They gave it up. They would never go near “the rotten thing” again.
Then, a few hours later, the thought of the freshly-receding tide began to work like madness in their veins, and they would be out and away.
It was easier for Rhoda; for she was of those who “sleep o’ nights”; easier until she found that her brother slipped off on moonlight nights while she slumbered: coming back at all hours, haggard and worn to fainting-point.
He stooped more than ever: his brow was more overhung, furrowed with horizontal lines. Sometimes, furious with herself for her sleepiness, Rhoda would awake, jump out of bed and run to the window in the fresh dawn, to see the boy dragging himself home, old as the ages, his hands hanging loose to his knees.

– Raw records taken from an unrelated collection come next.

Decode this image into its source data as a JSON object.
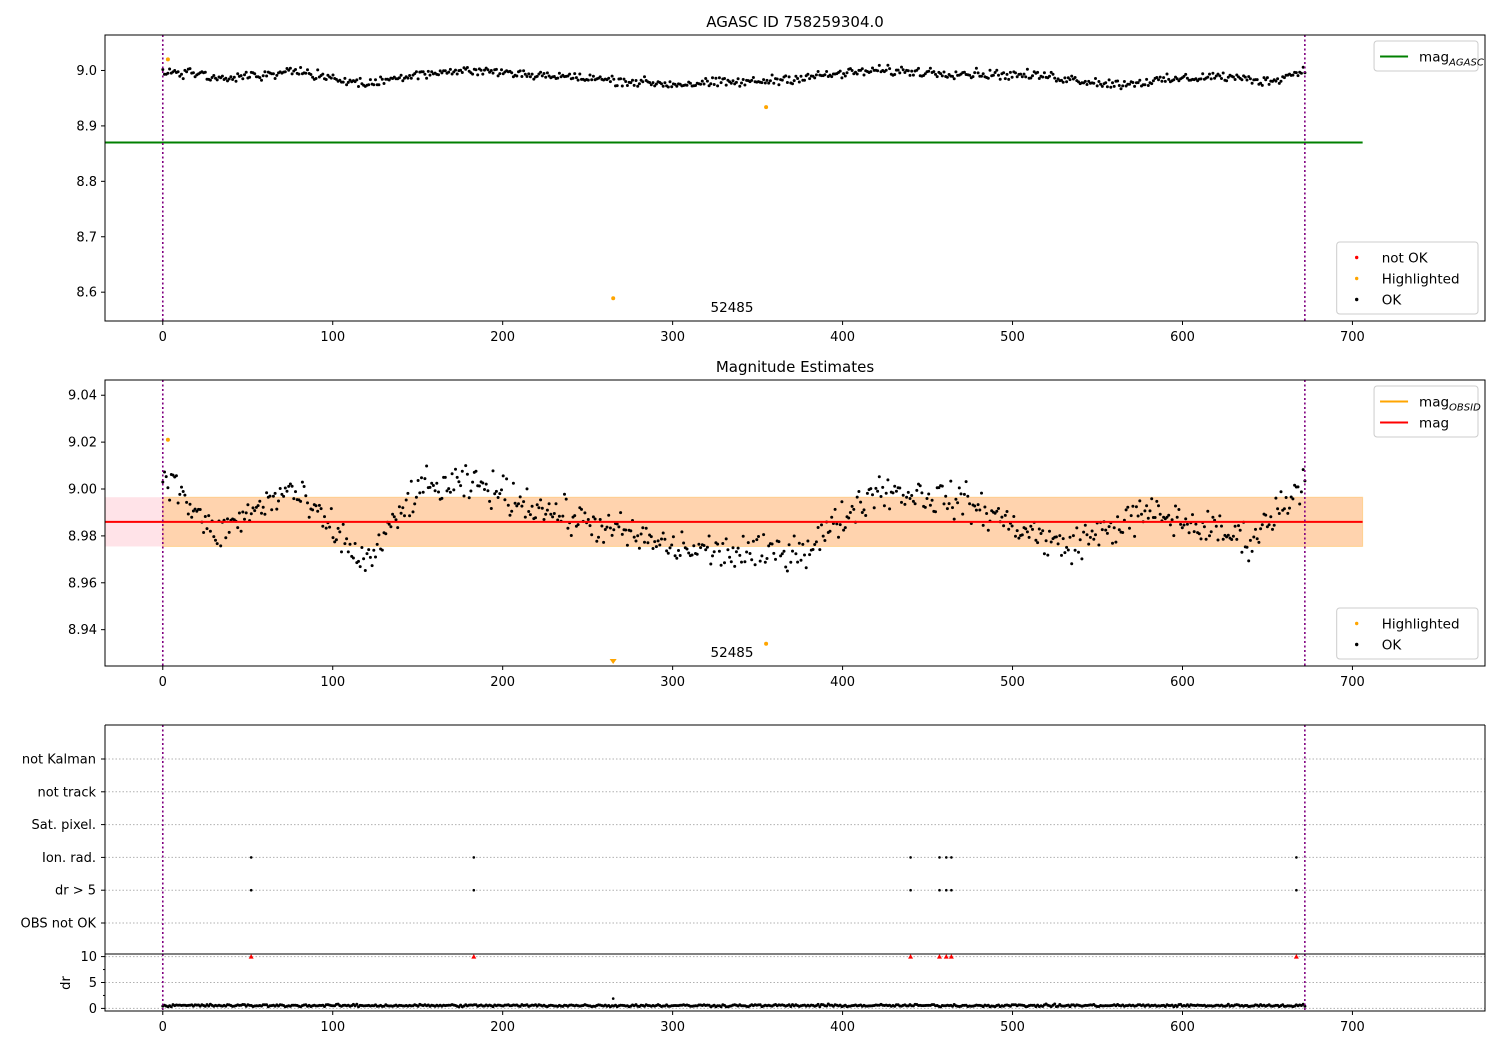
{
  "chart_data": [
    {
      "type": "scatter",
      "title": "AGASC ID 758259304.0",
      "xlabel": "",
      "ylabel": "",
      "xlim": [
        -34,
        778
      ],
      "ylim": [
        8.548,
        9.064
      ],
      "xticks": [
        0,
        100,
        200,
        300,
        400,
        500,
        600,
        700
      ],
      "yticks": [
        8.6,
        8.7,
        8.8,
        8.9,
        9.0
      ],
      "ytick_labels": [
        "8.6",
        "8.7",
        "8.8",
        "8.9",
        "9.0"
      ],
      "grid": false,
      "vertical_markers_x": [
        0,
        672
      ],
      "reference_lines": [
        {
          "name": "mag_AGASC",
          "y": 8.87,
          "x_range": [
            -34,
            706
          ],
          "color": "#008000"
        }
      ],
      "series": [
        {
          "name": "not OK",
          "color": "#ff0000",
          "points": []
        },
        {
          "name": "Highlighted",
          "color": "#ffa500",
          "points": [
            [
              3,
              9.02
            ],
            [
              265,
              8.589
            ],
            [
              355,
              8.934
            ]
          ]
        },
        {
          "name": "OK",
          "color": "#000000",
          "n_points": 672,
          "x_range": [
            0,
            672
          ],
          "baseline": 8.987,
          "amplitude": 0.013,
          "anchors": [
            [
              0,
              9.0
            ],
            [
              40,
              8.985
            ],
            [
              75,
              9.0
            ],
            [
              120,
              8.975
            ],
            [
              150,
              8.995
            ],
            [
              185,
              9.0
            ],
            [
              230,
              8.99
            ],
            [
              300,
              8.975
            ],
            [
              350,
              8.98
            ],
            [
              420,
              9.0
            ],
            [
              520,
              8.99
            ],
            [
              560,
              8.975
            ],
            [
              620,
              8.99
            ],
            [
              650,
              8.98
            ],
            [
              672,
              9.0
            ]
          ]
        }
      ],
      "annotations": [
        {
          "text": "52485",
          "x": 334,
          "y": 8.57
        }
      ],
      "legends": [
        {
          "position": "top-right",
          "entries": [
            {
              "label": "mag",
              "sub": "AGASC",
              "style": "line",
              "color": "#008000"
            }
          ]
        },
        {
          "position": "bottom-right",
          "entries": [
            {
              "label": "not OK",
              "style": "dot",
              "color": "#ff0000"
            },
            {
              "label": "Highlighted",
              "style": "dot",
              "color": "#ffa500"
            },
            {
              "label": "OK",
              "style": "dot",
              "color": "#000000"
            }
          ]
        }
      ]
    },
    {
      "type": "scatter",
      "title": "Magnitude Estimates",
      "xlabel": "",
      "ylabel": "",
      "xlim": [
        -34,
        778
      ],
      "ylim": [
        8.9245,
        9.0465
      ],
      "xticks": [
        0,
        100,
        200,
        300,
        400,
        500,
        600,
        700
      ],
      "yticks": [
        8.94,
        8.96,
        8.98,
        9.0,
        9.02,
        9.04
      ],
      "ytick_labels": [
        "8.94",
        "8.96",
        "8.98",
        "9.00",
        "9.02",
        "9.04"
      ],
      "grid": false,
      "vertical_markers_x": [
        0,
        672
      ],
      "bands": [
        {
          "y_range": [
            8.9755,
            8.9965
          ],
          "x_range": [
            -34,
            706
          ],
          "color": "#ffc0cb",
          "opacity": 0.45
        },
        {
          "y_range": [
            8.9755,
            8.9965
          ],
          "x_range": [
            0,
            706
          ],
          "color": "#ffa500",
          "opacity": 0.25
        }
      ],
      "reference_lines": [
        {
          "name": "mag",
          "y": 8.986,
          "x_range": [
            -34,
            706
          ],
          "color": "#ff0000"
        }
      ],
      "series": [
        {
          "name": "Highlighted",
          "color": "#ffa500",
          "points": [
            [
              3,
              9.021
            ],
            [
              355,
              8.934
            ]
          ]
        },
        {
          "name": "Highlighted (off-scale)",
          "color": "#ffa500",
          "marker": "triangle-down",
          "points": [
            [
              265,
              8.9245
            ]
          ]
        },
        {
          "name": "OK",
          "color": "#000000",
          "n_points": 672,
          "x_range": [
            0,
            672
          ],
          "baseline": 8.986,
          "amplitude": 0.011,
          "anchors": [
            [
              0,
              9.008
            ],
            [
              30,
              8.98
            ],
            [
              75,
              9.0
            ],
            [
              120,
              8.968
            ],
            [
              150,
              9.0
            ],
            [
              185,
              9.002
            ],
            [
              230,
              8.99
            ],
            [
              300,
              8.975
            ],
            [
              350,
              8.972
            ],
            [
              380,
              8.975
            ],
            [
              420,
              9.0
            ],
            [
              470,
              8.995
            ],
            [
              530,
              8.975
            ],
            [
              580,
              8.99
            ],
            [
              640,
              8.978
            ],
            [
              672,
              9.004
            ]
          ]
        }
      ],
      "annotations": [
        {
          "text": "52485",
          "x": 334,
          "y": 8.9285
        }
      ],
      "legends": [
        {
          "position": "top-right",
          "entries": [
            {
              "label": "mag",
              "sub": "OBSID",
              "style": "line",
              "color": "#ffa500"
            },
            {
              "label": "mag",
              "sub": "",
              "style": "line",
              "color": "#ff0000"
            }
          ]
        },
        {
          "position": "bottom-right",
          "entries": [
            {
              "label": "Highlighted",
              "style": "dot",
              "color": "#ffa500"
            },
            {
              "label": "OK",
              "style": "dot",
              "color": "#000000"
            }
          ]
        }
      ]
    },
    {
      "type": "scatter",
      "title": "",
      "xlabel": "",
      "ylabel": "",
      "xlim": [
        -34,
        778
      ],
      "category_rows": [
        "not Kalman",
        "not track",
        "Sat. pixel.",
        "Ion. rad.",
        "dr > 5",
        "OBS not OK"
      ],
      "grid": "horizontal dotted",
      "vertical_markers_x": [
        0,
        672
      ],
      "flags": {
        "not Kalman": [],
        "not track": [],
        "Sat. pixel.": [],
        "Ion. rad.": [
          52,
          183,
          440,
          457,
          461,
          464,
          667
        ],
        "dr > 5": [
          52,
          183,
          440,
          457,
          461,
          464,
          667
        ],
        "OBS not OK": []
      }
    },
    {
      "type": "scatter",
      "title": "",
      "xlabel": "",
      "ylabel": "dr",
      "xlim": [
        -34,
        778
      ],
      "ylim": [
        -0.5,
        10.5
      ],
      "xticks": [
        0,
        100,
        200,
        300,
        400,
        500,
        600,
        700
      ],
      "yticks": [
        0,
        5,
        10
      ],
      "ytick_labels": [
        "0",
        "5",
        "10"
      ],
      "grid": "horizontal dotted",
      "vertical_markers_x": [
        0,
        672
      ],
      "series": [
        {
          "name": "dr",
          "color": "#000000",
          "n_points": 672,
          "x_range": [
            0,
            672
          ],
          "baseline": 0.55,
          "amplitude": 0.35
        },
        {
          "name": "dr outlier",
          "color": "#000000",
          "points": [
            [
              265,
              1.9
            ]
          ]
        },
        {
          "name": "dr > 5 (clipped)",
          "color": "#ff0000",
          "marker": "triangle-up",
          "points": [
            [
              52,
              10
            ],
            [
              183,
              10
            ],
            [
              440,
              10
            ],
            [
              457,
              10
            ],
            [
              461,
              10
            ],
            [
              464,
              10
            ],
            [
              667,
              10
            ]
          ]
        }
      ]
    }
  ]
}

At last the breaking-point came. He was very ill: after a long convalescence, money was collected from numerous relations, family treasures were sold, and he was sent away to school.
He came back for his holidays a changed creature, talking of footer, then of cricket; of boys and masters; of school—school—school—nothing but school; blunt and practical.
But all this was at the front of him, deliberately displayed in the shop-windows.
At the back of him, buried out of sight, there was still the visionary rememberer. Rhoda, who loved him, realised this.
At first she did not dare to speak of the Forest. Then, trying to get at something of the old Hector, she pressed the point; pressed it and pressed it. It was she now who kept on with that eternal, “Don’t you remember?”
The worst of the whole thing was that he did not even pretend to forget. He did worse—he laughed. And in her own pain she now realised how often and how deeply she must have hurt him.